Catégories: Turquie, Censure, Droit, Liberté d'expression, Média et journalisme, Médias citoyens, Unfreedom Monitor

Photo par Michael Dziedzic, utilisée sous une licence Unsplash [1].

Le 25 février, RTUK, l’organe turc de surveillance des médias a annoncé qu’il demanderait une ordonnance du tribunal [2]pour bloquer la diffusion des services en langue turque de Deutsche Welle (DW), Voice of America (VoA) et Euronews. Cette annonce fait suite au refus des trois chaines de solliciter des licences de radiodiffusion dans le délai de 72 heures accordé par l’organe de surveillance le 21 janvier.

Voice of America a révélé [3] :

Licensing is the norm for radio and TV broadcasting, because the broadcast spectrum is a finite public resource, and governments have a recognized responsibility to regulate the spectrum to ensure it is used in the broader public’s interest. The internet, by contrast, is not a limited resource, and the only possible purpose of a licensing requirement for internet distribution is enabling censorship.
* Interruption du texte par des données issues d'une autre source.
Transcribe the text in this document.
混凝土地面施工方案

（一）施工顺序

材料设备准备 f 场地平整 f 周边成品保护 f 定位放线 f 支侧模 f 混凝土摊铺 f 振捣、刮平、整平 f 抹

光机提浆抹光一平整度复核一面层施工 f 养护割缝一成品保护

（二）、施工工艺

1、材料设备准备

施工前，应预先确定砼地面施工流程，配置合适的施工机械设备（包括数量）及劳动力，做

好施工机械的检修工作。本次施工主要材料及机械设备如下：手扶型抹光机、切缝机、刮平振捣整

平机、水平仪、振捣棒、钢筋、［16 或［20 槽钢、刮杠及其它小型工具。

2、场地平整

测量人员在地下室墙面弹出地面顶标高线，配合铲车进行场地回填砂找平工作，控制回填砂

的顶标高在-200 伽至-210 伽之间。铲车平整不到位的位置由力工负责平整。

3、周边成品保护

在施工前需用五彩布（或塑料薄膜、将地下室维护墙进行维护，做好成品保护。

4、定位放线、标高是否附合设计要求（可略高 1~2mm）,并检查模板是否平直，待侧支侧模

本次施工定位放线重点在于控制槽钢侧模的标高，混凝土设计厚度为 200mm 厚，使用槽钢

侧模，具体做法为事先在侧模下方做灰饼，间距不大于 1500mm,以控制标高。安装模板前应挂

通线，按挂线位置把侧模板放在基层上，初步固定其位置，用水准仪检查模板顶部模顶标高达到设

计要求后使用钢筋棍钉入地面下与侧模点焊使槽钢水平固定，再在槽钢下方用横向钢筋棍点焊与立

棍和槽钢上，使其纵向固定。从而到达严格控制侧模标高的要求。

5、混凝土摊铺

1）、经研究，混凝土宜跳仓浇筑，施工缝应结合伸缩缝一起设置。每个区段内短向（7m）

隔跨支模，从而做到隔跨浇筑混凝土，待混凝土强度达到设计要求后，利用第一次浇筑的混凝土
L'octroi de licences est la norme pour la radiodiffusion et la télédiffusion, car le spectre des fréquences de diffusion reste une ressource publique limitée. Et il est de la responsabilité des gouvernements de réglementer ce spectre afin de garantir son utilisation dans l'intérêt du grand public. En revanche, l'Internet n'est pas une ressource limitée et exiger une licence pour la diffusion sur Internet a pour seul but d’autoriser la censure.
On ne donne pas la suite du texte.